Mit der Einführung von Bewerbungsportalen und automatisierten Auswahlverfahren haben sich die traditionellen Bewerbungsprozesse stark verändert. Algorithmen und KI-Systeme werden häufig für die Vorabauswahl von Bewerberinnen und Bewerbern eingesetzt, um den Rekrutierungsprozess effizienter zu gestalten. Dadurch geht oft die persönliche Note verloren. Bewerber:innen müssen sich nun an Algorithmen anpassen, um überhaupt eine Chance auf ein Vorstellungsgespräch zu erhalten. Das hat zur Folge, dass qualifizierte Kandidatinnen und Kandidaten aussortiert werden, die nicht den vordefinierten Kriterien entsprechen.

Die Schattenseiten der Digitalisierung-min
Die Schattenseiten der Digitalisierung-min

Hinweis: Solche Systeme können unbewusste Voreingenommenheit und Vorurteile widerspiegeln, die in den Daten eingebettet sind oder von den Entwicklern stammen. Das führt wiederum zu einer Verletzung der Chancengleichheit, wenn beispielsweise bestimmte Gruppen von Bewerberinnen und Bewerbern aufgrund von Geschlecht, ethnischer Zugehörigkeit oder anderen geschützten Merkmalen benachteiligt werden.

Informationsüberlastung

Neben direkten Auswirkungen gibt es auch indirekte Auswirkungen, nämlich die Entstehung von Informationsüberlastung. Durch die ständige Verfügbarkeit von Informationen und Kommunikationskanälen werden Mitarbeiter:innen von einer Vielzahl digitaler Tools und Plattformen überwältigt. Die permanente Erreichbarkeit und die Nutzung von Technologien führen zu einer Überlastung.

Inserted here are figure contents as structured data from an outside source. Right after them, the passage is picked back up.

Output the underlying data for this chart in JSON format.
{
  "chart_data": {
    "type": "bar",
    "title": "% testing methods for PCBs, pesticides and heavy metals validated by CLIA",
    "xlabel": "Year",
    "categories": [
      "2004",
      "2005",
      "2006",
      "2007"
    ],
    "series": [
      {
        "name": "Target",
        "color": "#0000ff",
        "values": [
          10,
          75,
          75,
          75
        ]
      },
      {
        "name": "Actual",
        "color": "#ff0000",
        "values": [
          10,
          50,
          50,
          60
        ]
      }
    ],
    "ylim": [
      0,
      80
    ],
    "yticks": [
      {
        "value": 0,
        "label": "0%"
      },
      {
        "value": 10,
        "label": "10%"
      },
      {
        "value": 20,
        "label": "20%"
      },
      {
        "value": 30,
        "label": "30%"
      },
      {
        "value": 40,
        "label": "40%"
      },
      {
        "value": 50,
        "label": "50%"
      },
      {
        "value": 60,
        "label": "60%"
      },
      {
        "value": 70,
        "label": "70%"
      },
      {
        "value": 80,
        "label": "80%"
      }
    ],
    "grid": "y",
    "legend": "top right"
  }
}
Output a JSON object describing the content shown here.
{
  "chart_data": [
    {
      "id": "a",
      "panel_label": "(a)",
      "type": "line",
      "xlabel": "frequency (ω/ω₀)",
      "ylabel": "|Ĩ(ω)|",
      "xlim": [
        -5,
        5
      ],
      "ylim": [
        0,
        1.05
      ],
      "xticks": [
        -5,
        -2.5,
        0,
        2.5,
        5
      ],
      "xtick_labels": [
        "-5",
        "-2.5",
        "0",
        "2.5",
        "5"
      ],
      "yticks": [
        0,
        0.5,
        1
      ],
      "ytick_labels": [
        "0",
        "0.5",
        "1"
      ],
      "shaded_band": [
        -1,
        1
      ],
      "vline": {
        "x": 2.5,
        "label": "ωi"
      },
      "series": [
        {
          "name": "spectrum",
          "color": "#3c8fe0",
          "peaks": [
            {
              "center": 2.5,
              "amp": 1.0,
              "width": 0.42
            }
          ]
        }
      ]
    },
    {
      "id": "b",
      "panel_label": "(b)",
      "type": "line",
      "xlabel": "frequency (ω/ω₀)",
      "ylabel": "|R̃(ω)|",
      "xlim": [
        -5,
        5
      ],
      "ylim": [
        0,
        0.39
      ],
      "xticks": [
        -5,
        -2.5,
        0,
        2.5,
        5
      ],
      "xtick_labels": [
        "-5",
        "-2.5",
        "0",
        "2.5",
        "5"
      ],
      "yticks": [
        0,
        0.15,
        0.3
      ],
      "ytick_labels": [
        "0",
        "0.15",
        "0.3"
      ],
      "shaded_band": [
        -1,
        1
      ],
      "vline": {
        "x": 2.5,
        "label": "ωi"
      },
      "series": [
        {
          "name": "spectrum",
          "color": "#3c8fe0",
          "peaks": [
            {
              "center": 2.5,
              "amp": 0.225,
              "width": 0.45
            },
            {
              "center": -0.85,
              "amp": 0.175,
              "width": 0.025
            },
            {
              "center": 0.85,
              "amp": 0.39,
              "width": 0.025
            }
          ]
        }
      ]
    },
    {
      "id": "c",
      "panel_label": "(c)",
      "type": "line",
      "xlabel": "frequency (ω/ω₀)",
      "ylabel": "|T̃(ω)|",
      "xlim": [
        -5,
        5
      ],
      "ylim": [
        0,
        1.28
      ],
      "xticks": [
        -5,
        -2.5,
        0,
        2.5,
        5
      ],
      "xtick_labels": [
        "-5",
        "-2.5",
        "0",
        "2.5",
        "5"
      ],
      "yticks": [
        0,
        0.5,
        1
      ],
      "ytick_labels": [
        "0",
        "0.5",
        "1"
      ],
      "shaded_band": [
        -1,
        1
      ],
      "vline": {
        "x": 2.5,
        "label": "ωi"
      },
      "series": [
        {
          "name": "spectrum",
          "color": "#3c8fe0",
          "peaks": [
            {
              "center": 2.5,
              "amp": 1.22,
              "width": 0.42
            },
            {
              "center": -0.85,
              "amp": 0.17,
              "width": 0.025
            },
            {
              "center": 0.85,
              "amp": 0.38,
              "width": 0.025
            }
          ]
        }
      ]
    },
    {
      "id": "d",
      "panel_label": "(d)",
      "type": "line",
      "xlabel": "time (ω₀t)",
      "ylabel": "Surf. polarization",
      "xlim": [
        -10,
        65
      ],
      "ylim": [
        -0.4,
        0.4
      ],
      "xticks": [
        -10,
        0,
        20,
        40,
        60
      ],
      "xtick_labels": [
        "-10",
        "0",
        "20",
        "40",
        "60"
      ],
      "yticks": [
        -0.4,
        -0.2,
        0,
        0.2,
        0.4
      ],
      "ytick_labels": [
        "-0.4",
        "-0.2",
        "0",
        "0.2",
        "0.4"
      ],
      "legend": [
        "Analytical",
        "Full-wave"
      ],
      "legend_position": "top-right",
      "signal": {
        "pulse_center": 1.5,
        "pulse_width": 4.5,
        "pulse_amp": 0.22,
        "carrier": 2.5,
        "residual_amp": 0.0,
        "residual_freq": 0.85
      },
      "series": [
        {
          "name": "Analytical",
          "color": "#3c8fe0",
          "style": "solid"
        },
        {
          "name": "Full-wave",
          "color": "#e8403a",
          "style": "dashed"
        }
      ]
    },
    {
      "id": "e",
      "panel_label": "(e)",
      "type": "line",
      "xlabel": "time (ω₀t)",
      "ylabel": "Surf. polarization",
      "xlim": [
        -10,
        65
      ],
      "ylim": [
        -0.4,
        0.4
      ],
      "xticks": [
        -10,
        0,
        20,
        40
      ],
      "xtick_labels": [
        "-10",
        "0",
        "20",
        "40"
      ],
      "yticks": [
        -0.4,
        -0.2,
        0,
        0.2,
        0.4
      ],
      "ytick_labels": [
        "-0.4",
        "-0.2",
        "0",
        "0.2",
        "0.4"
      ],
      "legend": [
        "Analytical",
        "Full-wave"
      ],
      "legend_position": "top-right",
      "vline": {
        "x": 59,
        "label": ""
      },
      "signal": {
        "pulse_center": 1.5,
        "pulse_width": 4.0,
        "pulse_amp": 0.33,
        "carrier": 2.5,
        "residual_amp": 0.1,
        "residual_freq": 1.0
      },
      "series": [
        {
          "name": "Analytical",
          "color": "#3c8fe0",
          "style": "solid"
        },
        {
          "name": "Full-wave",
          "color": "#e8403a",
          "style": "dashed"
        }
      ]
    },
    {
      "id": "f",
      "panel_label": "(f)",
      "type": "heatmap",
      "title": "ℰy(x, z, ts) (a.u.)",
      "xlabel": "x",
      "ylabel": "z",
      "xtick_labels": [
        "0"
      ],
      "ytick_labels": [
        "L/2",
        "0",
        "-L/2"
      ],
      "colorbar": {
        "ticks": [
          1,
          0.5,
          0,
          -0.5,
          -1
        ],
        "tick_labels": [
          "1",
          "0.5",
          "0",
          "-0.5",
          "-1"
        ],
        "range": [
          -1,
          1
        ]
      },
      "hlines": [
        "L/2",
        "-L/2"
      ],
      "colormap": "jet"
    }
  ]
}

Mitarbeiter:innen haben teilweise Schwierigkeiten, Arbeit und Privatleben voneinander zu trennen. Denn diese ständige Verfügbarkeit von E-Mails und die Möglichkeit, jederzeit online zu sein, verschlechtert die Work-Life-Balance.

Um dem entgegenzuwirken, könnten Unternehmen ganz klare Kommunikationsrichtlinien festlegen und so den Informationsfluss organisieren. Oder hilfreich wäre auch eine „digitale Entgiftungsphase“. Das heißt, regelmäßig bewusst auf digitale Medien und Kommunikation zu verzichten, zum Beispiel in Form von festgelegten Pausen während des Arbeitstages.

Fazit

Vorteile bietet die Digitalisierung im HR-Bereich zweifellos, aber wir dürfen nicht die Kehrseite übersehen. Die Entmenschlichung von Bewerbungsprozessen, mangelnde Transparenz bei algorithmischen Entscheidungen oder der Verlust persönlicher Interaktion und nicht zu vergessen die Datenschutzrisiken sind ernstzunehmende Aspekte, die angegangen werden müssen. Es ist wichtig, dass Unternehmen weiterhin den Menschen in den Mittelpunkt stellen und sicherstellen, dass die digitale Transformation im HR-Management nicht zulasten der Mitarbeiter:innen geht.